Actualmente, no cabe duda de la adhesión de Ucrania a la libertad y a los valores democráticos proclamados por Occidente, así como de su disposición a realizar todos los esfuerzos posibles para defenderlos, lo que constituye una base inestimable para formar parte del mundo civilizado.
Como consecuencia de la agresión rusa, las Fuerzas Armadas de Ucrania han adquirido una experiencia de combate única y han demostrado su capacidad para utilizar eficazmente las armas y el equipamiento proporcionados por sus socios internacionales.

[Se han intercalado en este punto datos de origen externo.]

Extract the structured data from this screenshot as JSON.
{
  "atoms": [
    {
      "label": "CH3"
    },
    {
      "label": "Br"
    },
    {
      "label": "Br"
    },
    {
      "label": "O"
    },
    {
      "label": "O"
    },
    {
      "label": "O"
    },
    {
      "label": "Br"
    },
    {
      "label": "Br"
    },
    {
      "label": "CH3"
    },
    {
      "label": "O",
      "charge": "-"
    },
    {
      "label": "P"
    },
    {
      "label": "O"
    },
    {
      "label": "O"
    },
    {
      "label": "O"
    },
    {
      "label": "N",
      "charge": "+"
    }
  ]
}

Si se mantienen y refuerzan, las actuales adquisiciones militares y la cooperación en defensa entre Ucrania y sus homólogos occidentales darán lugar a una colaboración fructífera para preservar un entorno internacional sostenible, y Ucrania tendrá la oportunidad de realizar una contribución destacada al sistema de seguridad regional, del que ha demostrado ser una parte indispensable.
En el contexto de las tensiones geopolíticas a las que se enfrenta el mundo ante el creciente potencial de actores como China, la presencia de un perturbador del orden mundial como Rusia no se ajusta a los intereses de las potencias occidentales. Si Rusia tiene éxito en Ucrania, lo más probable es que siga imponiendo sus intereses en la escena mundial, fomentando la inestabilidad y el caos.
Las hostilidades observadas durante la guerra ruso-ucraniana demuestran que, con cierto grado de implicación y asistencia internacional, Ucrania es capaz de oponerse a Rusia con éxito, frenando así sus crecientes ambiciones y ayudando a Occidente en su lucha.
En conclusión, Occidente debe comprender que Ucrania tiene el potencial de convertirse en un aliado valioso, con una ideología compartida, un ejército poderoso e intereses comunes en la escena internacional. Cuanta más ayuda reciba Ucrania y más desarrollada logre estar, más comprometida y eficaz será en el futuro.